Conférence de Claude Oppikofer sur un événement insolite et peu connu dans la région, la « Glionite » de 1945. Claude s’est intéressé à cette épidémie de fièvre typhoïde par curiosité et voici le résultat de son enquête basée principalement sur un rapport du collège d’experts de l’époque.
Cette fièvre typhoïde, ou « typhus abdominal », une entérobactérie de type salmonelle, cause deux cent mille décès par année et se propage par contamination alimentaire, par selles d’une personne infectée, principalement par l’eau. Elle est en nette régression en Europe depuis 1910 date du début de la javellisation de l’eau. L’effet clinique est le suivant : une incubation de huit à quinze jours se traduisant par une diarrhée transitoire, suivie d’une septicémie agrémentée d’une forte fièvre, de stupeur, torpeur, hémorragie, etc. La létalité est de 30% sans traitement et l’antibiotique fut découvert en 1947, un peu plus tard que la période qui nous concerne.
Que s’est-il passé lors de l’été 1945 à Glion ? L’origine de l’épidémie de Glion se trouve comme souvent dans l’eau. Ce fait a été prouvé par l’histoire de cet écolier en course d’école ayant bu à la fontaine de Glion le 13 juin, le seul de sa classe, est qui fut contaminé par la typhoïde le 27 du même mois. De fil en aiguille, l’origine de cette eau de fontaine fut découverte dans les sources des Avants, qui alimentaient la partie Nord du village. Ces sources se trouvaient à proximité des égouts du Grand Hôtel des Avants, égouts qui se sont avérés avoir une fuite à cet endroit là et qui par conséquent polluaient la source. Il est intéressant de savoir que cet hôtel avait été réquisitionné pour recueillir des réfugiés des camps de Theresienstadt et Belsenbergen. Le porteur même du germe n’a cependant jamais été retrouvé.

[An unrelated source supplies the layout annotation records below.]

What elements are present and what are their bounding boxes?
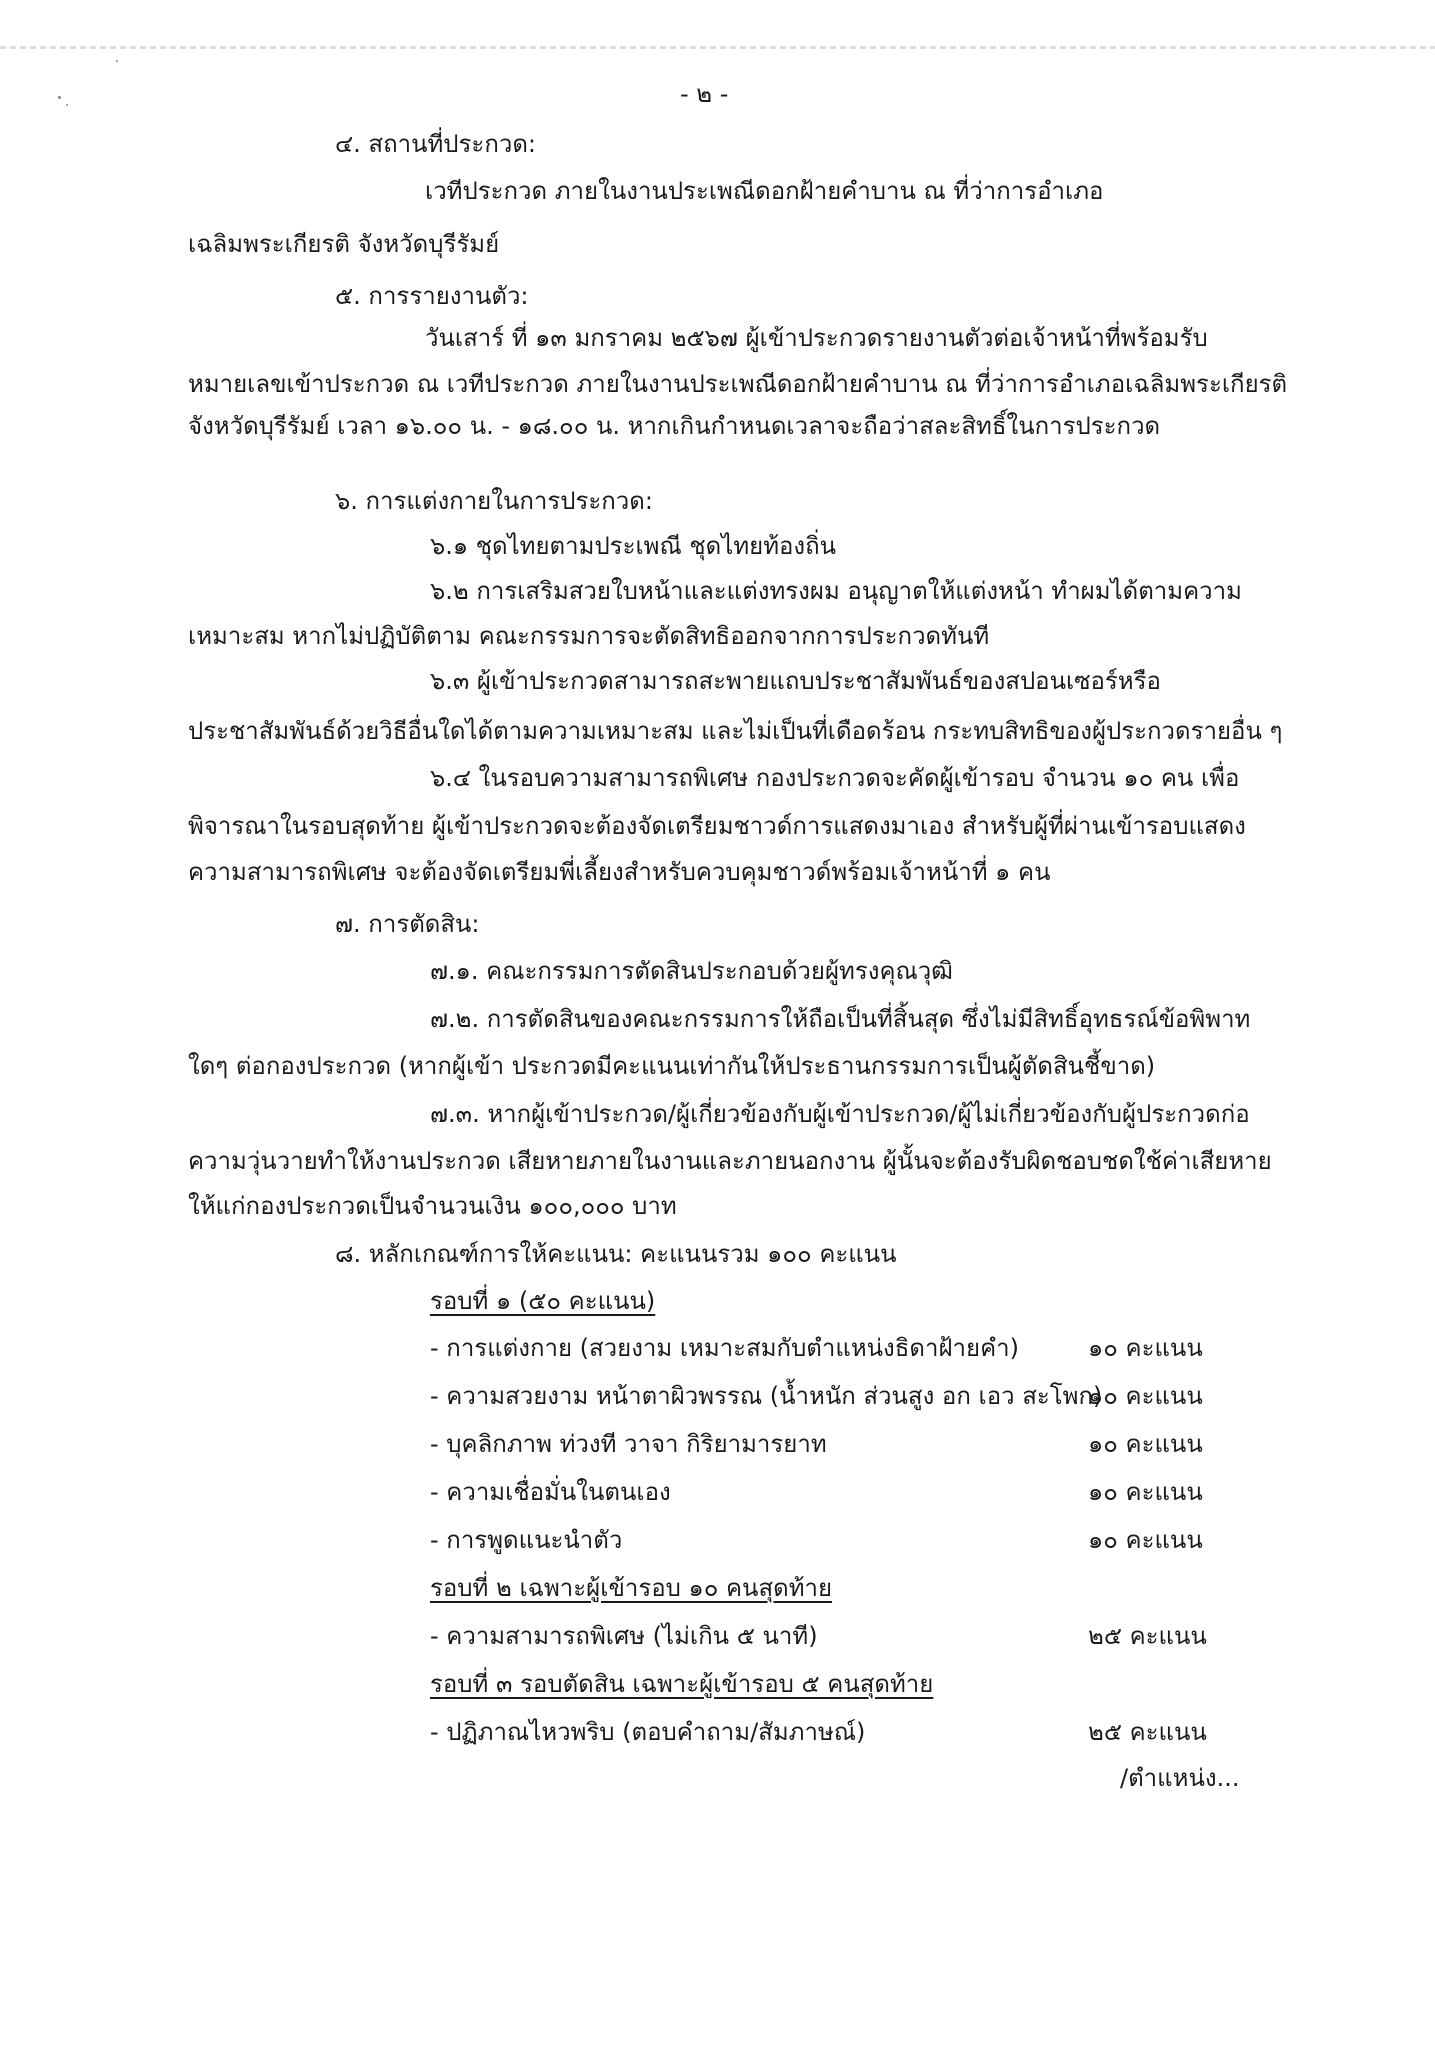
- scan-speck: [58, 96, 61, 99]
- section-6-3-line-2: ประชาสัมพันธ์ด้วยวิธีอื่นใดได้ตามความเหมาะสม และไม่เป็นที่เดือดร้อน กระทบสิทธิของผู้ประกวดรายอื่น ๆ: [188, 717, 1283, 745]
- page-number: - ๒ -: [680, 80, 729, 108]
- criterion-score: ๑๐ คะแนน: [1088, 1430, 1203, 1458]
- section-6-heading: ๖. การแต่งกายในการประกวด:: [335, 487, 653, 515]
- section-7-heading: ๗. การตัดสิน:: [335, 910, 480, 938]
- section-7-3-line-3: ให้แก่กองประกวดเป็นจำนวนเงิน ๑๐๐,๐๐๐ บาท: [188, 1192, 677, 1220]
- section-4-line-1: เวทีประกวด ภายในงานประเพณีดอกฝ้ายคำบาน ณ ที่ว่าการอำเภอ: [425, 177, 1104, 205]
- criterion-label: - ปฏิภาณไหวพริบ (ตอบคำถาม/สัมภาษณ์): [430, 1718, 866, 1746]
- section-7-3-line-2: ความวุ่นวายทำให้งานประกวด เสียหายภายในงานและภายนอกงาน ผู้นั้นจะต้องรับผิดชอบชดใช้ค่าเสียหาย: [188, 1147, 1272, 1175]
- criterion-score: ๑๐ คะแนน: [1088, 1526, 1203, 1554]
- section-6-2-line-2: เหมาะสม หากไม่ปฏิบัติตาม คณะกรรมการจะตัดสิทธิออกจากการประกวดทันที: [188, 622, 990, 650]
- scan-edge-artifact: [0, 46, 1435, 49]
- criterion-score: ๒๕ คะแนน: [1088, 1718, 1207, 1746]
- section-4-heading: ๔. สถานที่ประกวด:: [335, 130, 536, 158]
- criterion-label: - การแต่งกาย (สวยงาม เหมาะสมกับตำแหน่งธิดาฝ้ายคำ): [430, 1334, 1019, 1362]
- section-6-4-line-1: ๖.๔ ในรอบความสามารถพิเศษ กองประกวดจะคัดผู้เข้ารอบ จำนวน ๑๐ คน เพื่อ: [430, 764, 1240, 792]
- scan-speck: [116, 60, 118, 62]
- section-6-3-line-1: ๖.๓ ผู้เข้าประกวดสามารถสะพายแถบประชาสัมพันธ์ของสปอนเซอร์หรือ: [430, 667, 1161, 695]
- section-7-2-line-2: ใดๆ ต่อกองประกวด (หากผู้เข้า ประกวดมีคะแนนเท่ากันให้ประธานกรรมการเป็นผู้ตัดสินชี้ขาด): [188, 1052, 1156, 1080]
- criterion-label: - ความเชื่อมั่นในตนเอง: [430, 1478, 671, 1506]
- round-1-title: รอบที่ ๑ (๕๐ คะแนน): [430, 1287, 656, 1315]
- section-8-heading: ๘. หลักเกณฑ์การให้คะแนน: คะแนนรวม ๑๐๐ คะแนน: [335, 1240, 897, 1268]
- section-7-1: ๗.๑. คณะกรรมการตัดสินประกอบด้วยผู้ทรงคุณวุฒิ: [430, 957, 953, 985]
- section-4-line-2: เฉลิมพระเกียรติ จังหวัดบุรีรัมย์: [188, 230, 500, 258]
- section-5-line-3: จังหวัดบุรีรัมย์ เวลา ๑๖.๐๐ น. - ๑๘.๐๐ น. หากเกินกำหนดเวลาจะถือว่าสละสิทธิ์ในการประกวด: [188, 412, 1161, 440]
- scan-speck: [66, 104, 68, 106]
- criterion-score: ๑๐ คะแนน: [1088, 1382, 1203, 1410]
- round-3-title: รอบที่ ๓ รอบตัดสิน เฉพาะผู้เข้ารอบ ๕ คนสุดท้าย: [430, 1670, 934, 1698]
- criterion-label: - ความสามารถพิเศษ (ไม่เกิน ๕ นาที): [430, 1622, 818, 1650]
- section-6-4-line-2: พิจารณาในรอบสุดท้าย ผู้เข้าประกวดจะต้องจัดเตรียมชาวด์การแสดงมาเอง สำหรับผู้ที่ผ่านเข้ารอบแสดง: [188, 812, 1246, 840]
- criterion-score: ๒๕ คะแนน: [1088, 1622, 1207, 1650]
- criterion-label: - การพูดแนะนำตัว: [430, 1526, 623, 1554]
- criterion-score: ๑๐ คะแนน: [1088, 1334, 1203, 1362]
- round-2-title: รอบที่ ๒ เฉพาะผู้เข้ารอบ ๑๐ คนสุดท้าย: [430, 1574, 833, 1602]
- continuation-marker: /ตำแหน่ง...: [1120, 1764, 1240, 1792]
- section-6-4-line-3: ความสามารถพิเศษ จะต้องจัดเตรียมพี่เลี้ยงสำหรับควบคุมชาวด์พร้อมเจ้าหน้าที่ ๑ คน: [188, 858, 1051, 886]
- section-6-1: ๖.๑ ชุดไทยตามประเพณี ชุดไทยท้องถิ่น: [430, 532, 837, 560]
- criterion-label: - ความสวยงาม หน้าตาผิวพรรณ (น้ำหนัก ส่วนสูง อก เอว สะโพก): [430, 1382, 1103, 1410]
- section-6-2-line-1: ๖.๒ การเสริมสวยใบหน้าและแต่งทรงผม อนุญาตให้แต่งหน้า ทำผมได้ตามความ: [430, 577, 1242, 605]
- section-5-line-1: วันเสาร์ ที่ ๑๓ มกราคม ๒๕๖๗ ผู้เข้าประกวดรายงานตัวต่อเจ้าหน้าที่พร้อมรับ: [425, 324, 1208, 352]
- criterion-label: - บุคลิกภาพ ท่วงที วาจา กิริยามารยาท: [430, 1430, 827, 1458]
- section-5-heading: ๕. การรายงานตัว:: [335, 282, 529, 310]
- section-7-2-line-1: ๗.๒. การตัดสินของคณะกรรมการให้ถือเป็นที่สิ้นสุด ซึ่งไม่มีสิทธิ์อุทธรณ์ข้อพิพาท: [430, 1005, 1251, 1033]
- section-7-3-line-1: ๗.๓. หากผู้เข้าประกวด/ผู้เกี่ยวข้องกับผู้เข้าประกวด/ผู้ไม่เกี่ยวข้องกับผู้ประกวดก่อ: [430, 1100, 1250, 1128]
- section-5-line-2: หมายเลขเข้าประกวด ณ เวทีประกวด ภายในงานประเพณีดอกฝ้ายคำบาน ณ ที่ว่าการอำเภอเฉลิมพระเกียรติ: [188, 370, 1288, 398]
- criterion-score: ๑๐ คะแนน: [1088, 1478, 1203, 1506]
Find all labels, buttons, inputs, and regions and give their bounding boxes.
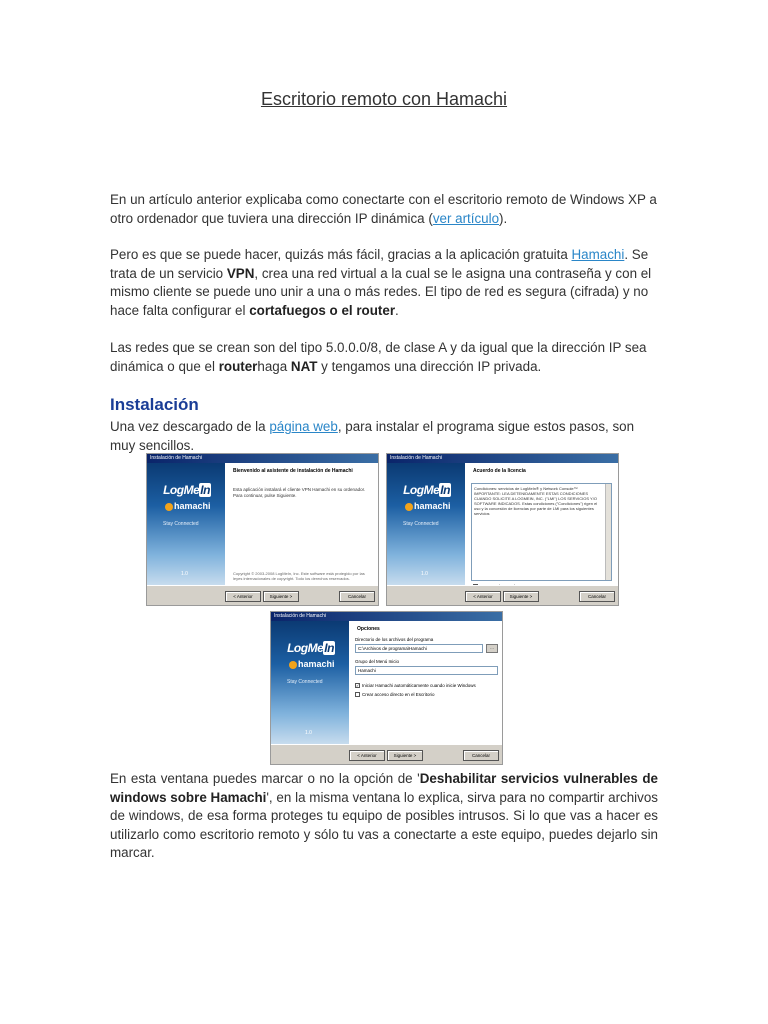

Ce qui est surprenant c’est que le service sanitaire du canton savait depuis 1935 que la situation était critique aux niveaux de ces égouts et que la diarrhée revenait tous les étés au moment où on utilisait l’eau de la source, mais personne ne s’est soucié de savoir si le nécessaire avait été entrepris pour régler le problème. Peut-on l’expliquer par le fait que Glion était une partie de la commune des Planches alors que les Avants du Châtelard et donc à des problèmes de communication ? Peut-être. Est-ce dû à des malentendus ? Par exemple, suite aux maux de ventre et à la suspicion de la qualité de l’eau, l’hôtel la fait tester par le service cantonal. L’eau se révèle bien potable mais la bactériologie n’est pas faite ! Est-ce dû au fait que les diarrhées étant habituelles car revenant régulièrement tous les étés, le corps médical ne dénonçait pas les cas suspects. C’est possible.
En conclusion, il en ressort que cette épidémie est le résultat de problèmes de structure, de dialogue, de communication, de compétences, d’inefficacité de la législation et de l’organisation des contrôles, de diagnostiques tardifs, de suspicions non annoncées et finalement, de négligence de l’administration de Glion de prendre des mesures rapide, comme la chloration. Cette mesure fut prise le 7 juillet et la situation fut sous contrôle, aucun nouveau cas ne s’étant présenté après le délai maximum d’incubation.
Pour finir cette conférence, nous avons la chance de recevoir le témoignage d’Edgard Styger, né le 8 août 1936 et victime de la « Glionite » alors qu’il avait huit ans et qu’il habitait la ruelle de la Fontaine. Il nous décrit le contexte de l’époque, où il faisait bon vivre et où une diarrhée ne causait pas trop de soucis et nous raconte ensuite son expérience quasi mystique de sa maladie et de sa récupération presque miraculeuse.